After a decade, Google finally agrees to censor search results in China
The saga of Google’s China operations has been a depressing one for the world’s pre-eminent search engine, after a high-profile falling out with the Communist Party in 2009. That year, as the number of Internet users in the country continued to explode, the website boasted close to one-third of search-engine market share in China. By 2014, Google’s piece of the pie had shriveled to just over 4%.
Google made a fateful decision that it would rather abandon the Chinese market than give in to demands that it censor search results at the direction of Beijing.
In the nearly 10 years since Google moved its China operations to Hong Kong, the number of Internet users in China has almost doubled.

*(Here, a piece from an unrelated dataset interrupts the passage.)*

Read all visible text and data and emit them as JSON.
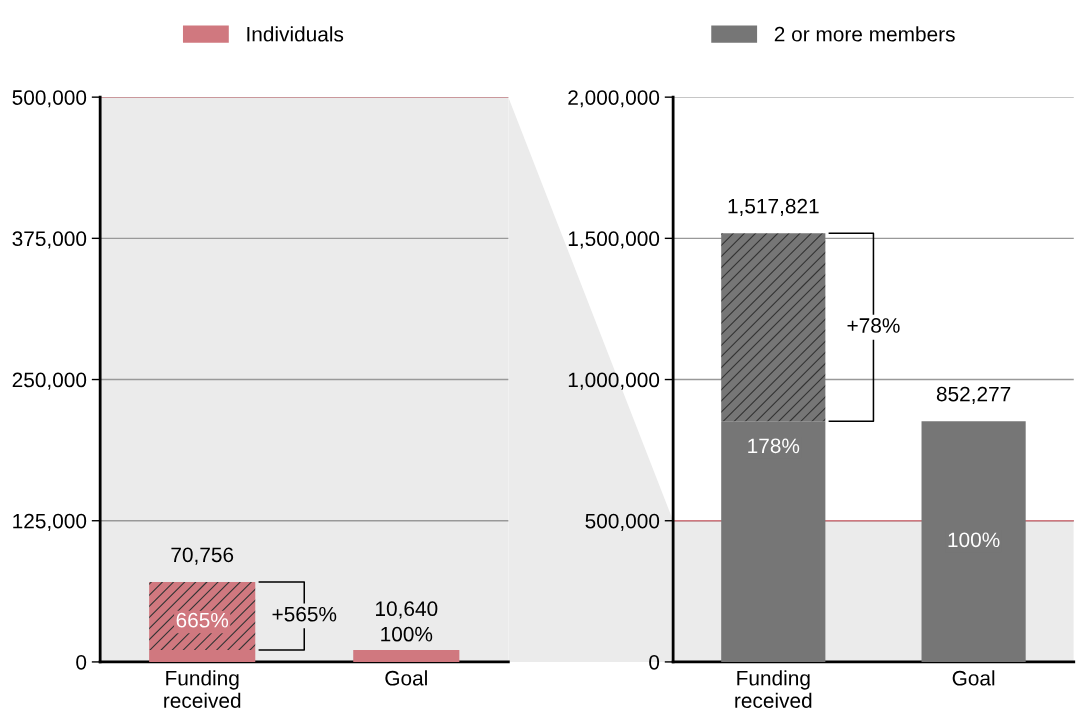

And Google has apparently changed its mind about censorship.
According to a report from The Intercept published on Wednesday, the world’s largest search engine has been working for more than a year with officials in Beijing to launch a new product to reach China’s netizens.
Project “Dragonfly,” as it is codenamed, involves a custom Android app that has already been demonstrated to the Chinese government and could be launched as early as within the next six months.
The search app, according to The Intercept, which cited internal Google documents, will “blacklist sensitive queries” so that “no results will be shown” when people search for certain terms.
The desktop version of Google’s search website is currently unavailable to many Internet users within China. It is unclear from the documents seen by The Intercept whether this first foray into heavily censored searching – via the mobile app – will be followed by a decision to censor the website itself.